Nanotechnology powered programmable matter could create 3-D representations of almost any object

(Nanowerk News) Here is a visionary project from the claytronics team at Carnegie Mellon to tickle your mind during Turkey Day.
This project combines modular robotics, systems nanotechnology and computer science to create the dynamic, 3-Dimensional display of electronic information.
Imagine a lump of clay which comprises hundreds of thousands of microscopic particles. Each particle contains a computer that enables all of them to move together and form representations of objects and even people in three-dimensional space. This is claytronics, an amazing new technology for the display of information, being created at Carnegie Mellon University.

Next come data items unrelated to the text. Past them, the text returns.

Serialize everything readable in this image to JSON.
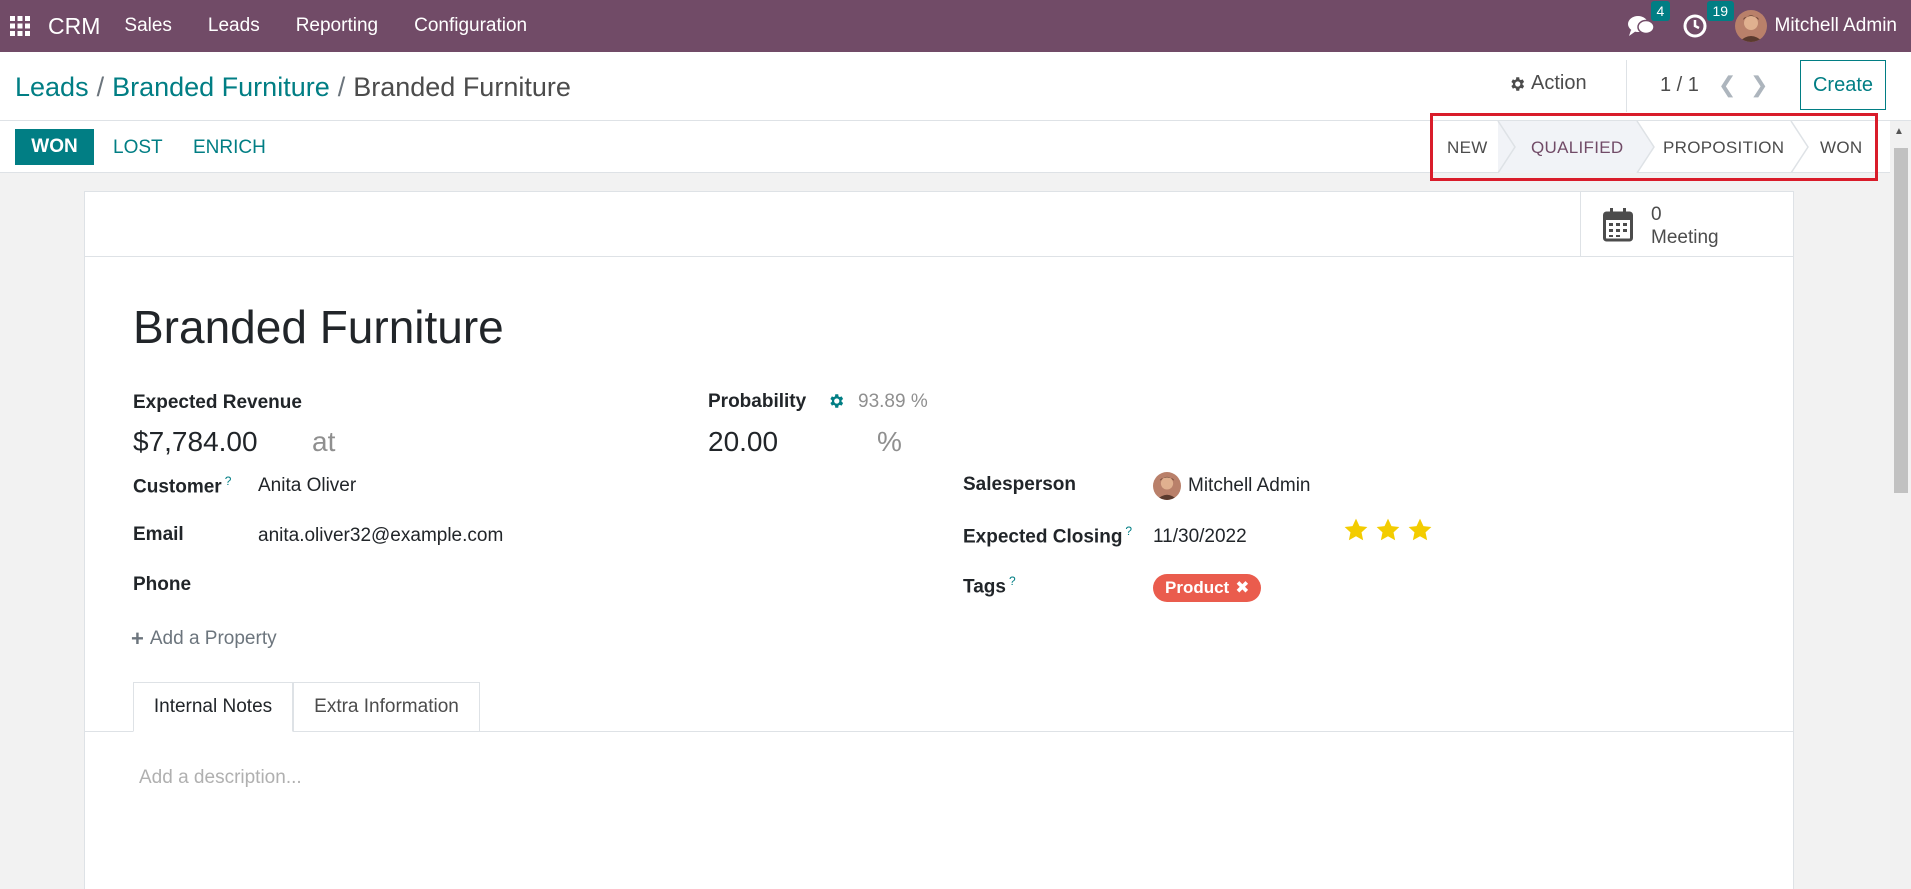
{
  "navbar": {
    "brand": "CRM",
    "menu": [
      "Sales",
      "Leads",
      "Reporting",
      "Configuration"
    ],
    "messages_count": "4",
    "activities_count": "19",
    "user_name": "Mitchell Admin"
  },
  "control_panel": {
    "breadcrumb": [
      "Leads",
      "Branded Furniture",
      "Branded Furniture"
    ],
    "action_label": "Action",
    "pager": "1 / 1",
    "create_label": "Create"
  },
  "statusbar": {
    "buttons": [
      "WON",
      "LOST",
      "ENRICH"
    ],
    "stages": [
      "NEW",
      "QUALIFIED",
      "PROPOSITION",
      "WON"
    ],
    "current_stage": "QUALIFIED"
  },
  "smart_buttons": {
    "meeting_count": "0",
    "meeting_label": "Meeting"
  },
  "record": {
    "title": "Branded Furniture",
    "expected_revenue_label": "Expected Revenue",
    "expected_revenue": "$7,784.00",
    "at_label": "at",
    "probability_label": "Probability",
    "auto_probability": "93.89 %",
    "probability": "20.00",
    "percent_sign": "%",
    "customer_label": "Customer",
    "customer": "Anita Oliver",
    "email_label": "Email",
    "email": "anita.oliver32@example.com",
    "phone_label": "Phone",
    "salesperson_label": "Salesperson",
    "salesperson": "Mitchell Admin",
    "expected_closing_label": "Expected Closing",
    "expected_closing": "11/30/2022",
    "priority_stars": 3,
    "tags_label": "Tags",
    "tags": [
      "Product"
    ],
    "help_mark": "?",
    "add_property": "Add a Property"
  },
  "notebook": {
    "tabs": [
      "Internal Notes",
      "Extra Information"
    ],
    "active_tab": "Internal Notes",
    "description_placeholder": "Add a description..."
  },
  "colors": {
    "navbar": "#714b67",
    "primary": "#017e84",
    "highlight_box": "#d91c2a",
    "tag": "#ea5c4d",
    "star": "#f3cc00"
  }
}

Claytronics, the physical representation of computer-generated objects, will add active sensory experience to the use of electronic information. The user will engage with a display that presents tangible, supple surfaces that have a realistic appearance of the object or individual that is the original source of the information. The objects created from this medium will be scalable to life size or larger. They will be capable of continuous motion. Such objects will offer a mode of communication that users will accept as indistinguishable from reality. Claytronic representations will seem so real that users will experience the impression that they are dealing with the original object rather than its representation.
Claytronic emulation of the function, behavior and appearance of individuals, organisms and objects will fully mimic reality.

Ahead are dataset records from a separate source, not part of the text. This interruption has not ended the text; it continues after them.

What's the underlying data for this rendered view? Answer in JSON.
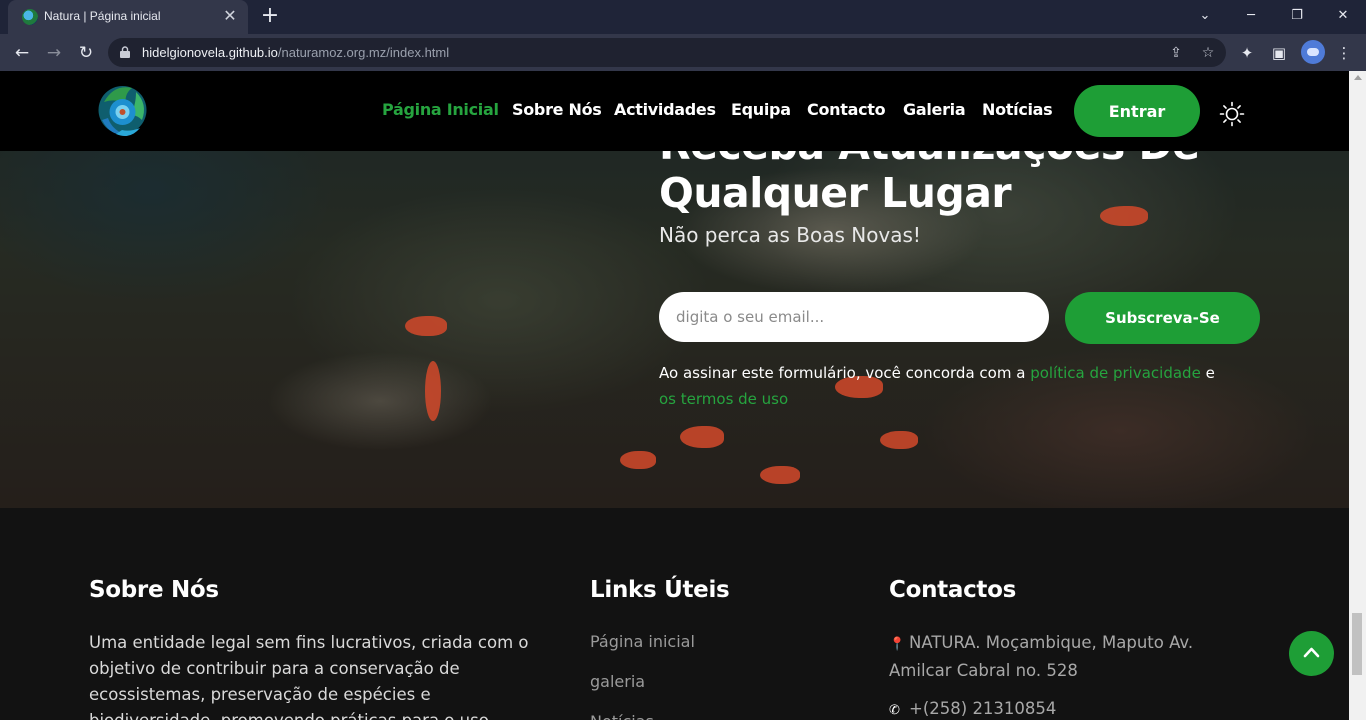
{
  "browser": {
    "tab_title": "Natura | Página inicial",
    "url_host": "hidelgionovela.github.io",
    "url_path": "/naturamoz.org.mz/index.html"
  },
  "nav": {
    "links": [
      "Página Inicial",
      "Sobre Nós",
      "Actividades",
      "Equipa",
      "Contacto",
      "Galeria",
      "Notícias"
    ],
    "active_index": 0,
    "login_label": "Entrar"
  },
  "newsletter": {
    "heading_line1": "Receba Atualizações De",
    "heading_line2": "Qualquer Lugar",
    "subheading": "Não perca as Boas Novas!",
    "email_placeholder": "digita o seu email...",
    "subscribe_label": "Subscreva-Se",
    "consent_text": "Ao assinar este formulário, você concorda com a ",
    "privacy_link": "política de privacidade",
    "consent_and": " e",
    "terms_link": "os termos de uso"
  },
  "footer": {
    "about_title": "Sobre Nós",
    "about_text": "Uma entidade legal sem fins lucrativos, criada com o objetivo de contribuir para a conservação de ecossistemas, preservação de espécies e biodiversidade, promovendo práticas para o uso",
    "links_title": "Links Úteis",
    "links": [
      "Página inicial",
      "galeria",
      "Notícias"
    ],
    "contacts_title": "Contactos",
    "address": "NATURA. Moçambique, Maputo Av. Amilcar Cabral no. 528",
    "phone": "+(258) 21310854"
  },
  "colors": {
    "accent": "#1e9e36",
    "link_green": "#26a43f",
    "navbar_bg": "#000000",
    "footer_bg": "#121212"
  },
  "icons": [
    "lock-icon",
    "share-icon",
    "star-icon",
    "extensions-icon",
    "sidebar-icon",
    "sun-icon",
    "map-pin-icon",
    "phone-icon",
    "chevron-up-icon"
  ]
}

The physical operation of claytronic devices will come from the performance of a single tiny spherical module known as the claytronic atom – or catom – working in ensembles of hundreds of thousands or millions of catoms. Each of these devices will be less than 1-mm in diameter – the size of particles of sand. They will operate together as a sophisticated and versatile electronic clay or programmable matter to form synthetic objects of many dimensions and functions.

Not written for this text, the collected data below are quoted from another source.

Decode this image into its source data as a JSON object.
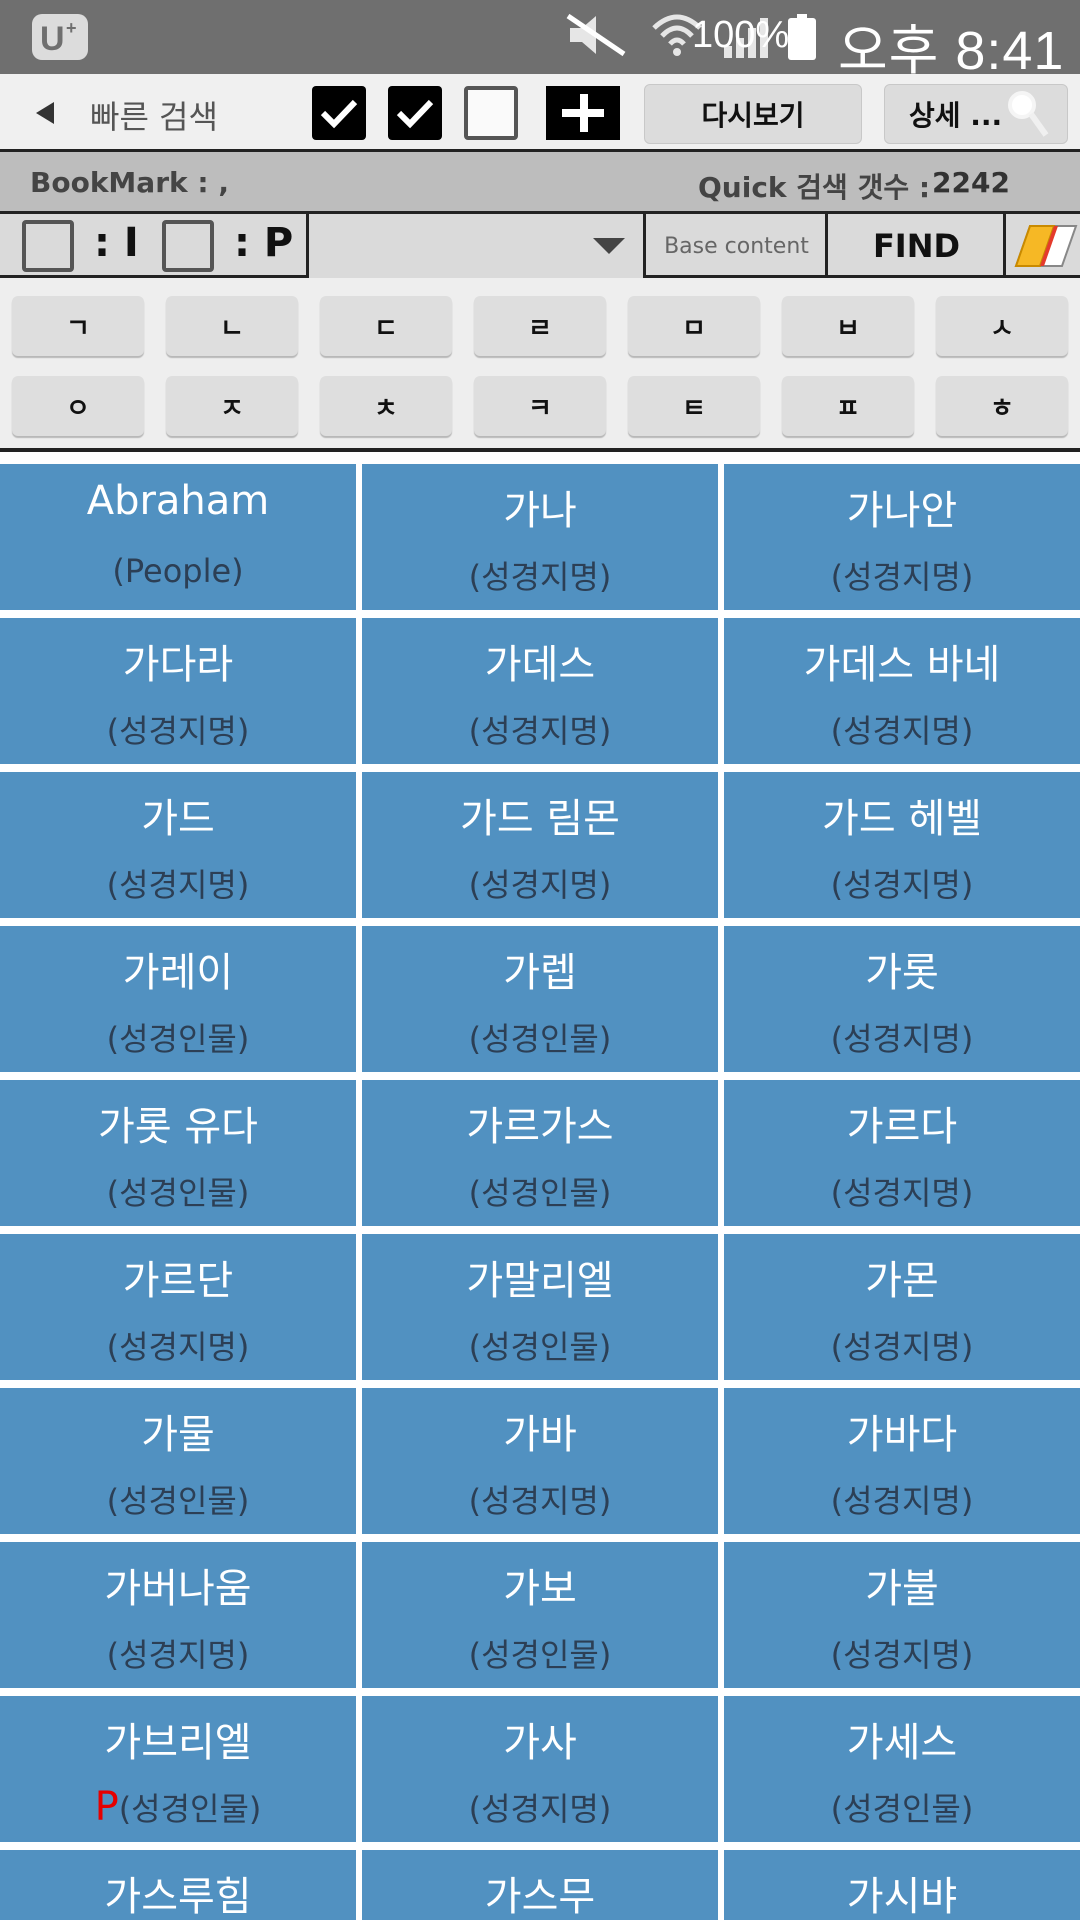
{
  "status_bar": {
    "battery": "100%",
    "time": "오후 8:41",
    "icons": [
      "app-logo-icon",
      "mute-icon",
      "wifi-icon",
      "signal-icon",
      "battery-icon"
    ]
  },
  "toolbar": {
    "title": "빠른 검색",
    "checkboxes": [
      true,
      true,
      false
    ],
    "replay_label": "다시보기",
    "detail_label": "상세 ..."
  },
  "bookmark": {
    "label": "BookMark : ,",
    "quick_label": "Quick 검색 갯수 :",
    "quick_count": "2242"
  },
  "filter": {
    "i_label": ": I",
    "p_label": ": P",
    "base_content": "Base content",
    "find_label": "FIND"
  },
  "consonants": [
    "ㄱ",
    "ㄴ",
    "ㄷ",
    "ㄹ",
    "ㅁ",
    "ㅂ",
    "ㅅ",
    "ㅇ",
    "ㅈ",
    "ㅊ",
    "ㅋ",
    "ㅌ",
    "ㅍ",
    "ㅎ"
  ],
  "entries": [
    {
      "name": "Abraham",
      "category": "(People)",
      "marker": ""
    },
    {
      "name": "가나",
      "category": "(성경지명)",
      "marker": ""
    },
    {
      "name": "가나안",
      "category": "(성경지명)",
      "marker": ""
    },
    {
      "name": "가다라",
      "category": "(성경지명)",
      "marker": ""
    },
    {
      "name": "가데스",
      "category": "(성경지명)",
      "marker": ""
    },
    {
      "name": "가데스 바네",
      "category": "(성경지명)",
      "marker": ""
    },
    {
      "name": "가드",
      "category": "(성경지명)",
      "marker": ""
    },
    {
      "name": "가드 림몬",
      "category": "(성경지명)",
      "marker": ""
    },
    {
      "name": "가드 헤벨",
      "category": "(성경지명)",
      "marker": ""
    },
    {
      "name": "가레이",
      "category": "(성경인물)",
      "marker": ""
    },
    {
      "name": "가렙",
      "category": "(성경인물)",
      "marker": ""
    },
    {
      "name": "가롯",
      "category": "(성경지명)",
      "marker": ""
    },
    {
      "name": "가롯 유다",
      "category": "(성경인물)",
      "marker": ""
    },
    {
      "name": "가르가스",
      "category": "(성경인물)",
      "marker": ""
    },
    {
      "name": "가르다",
      "category": "(성경지명)",
      "marker": ""
    },
    {
      "name": "가르단",
      "category": "(성경지명)",
      "marker": ""
    },
    {
      "name": "가말리엘",
      "category": "(성경인물)",
      "marker": ""
    },
    {
      "name": "가몬",
      "category": "(성경지명)",
      "marker": ""
    },
    {
      "name": "가물",
      "category": "(성경인물)",
      "marker": ""
    },
    {
      "name": "가바",
      "category": "(성경지명)",
      "marker": ""
    },
    {
      "name": "가바다",
      "category": "(성경지명)",
      "marker": ""
    },
    {
      "name": "가버나움",
      "category": "(성경지명)",
      "marker": ""
    },
    {
      "name": "가보",
      "category": "(성경인물)",
      "marker": ""
    },
    {
      "name": "가불",
      "category": "(성경지명)",
      "marker": ""
    },
    {
      "name": "가브리엘",
      "category": "(성경인물)",
      "marker": "P"
    },
    {
      "name": "가사",
      "category": "(성경지명)",
      "marker": ""
    },
    {
      "name": "가세스",
      "category": "(성경인물)",
      "marker": ""
    },
    {
      "name": "가스루힘",
      "category": "",
      "marker": ""
    },
    {
      "name": "가스무",
      "category": "",
      "marker": ""
    },
    {
      "name": "가시뱌",
      "category": "",
      "marker": ""
    }
  ]
}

Developing this tiny, complex device – an operating catom – is thus the goal of hardware design in the claytronics lab. Although the device is tiny, the scale of the challenge is enormous. Those who create it work at the edge of some of the most exciting frontiers in the design and manufacture of the hardware used in systems nanotechnology.
Each sphere-shaped catom will be able to compute, actuate, manage power and communicate. These attributes will enable millions of catoms to work together in ensembles that will acquire the shapes and reproduce the actions of much larger objects.
If the Carnegie Mellon team succeeds in developing claytronics, the future of information technology will be tangible, interactive forms of information so that a user's senses will experience digital environments as though they are indistinguishable from reality.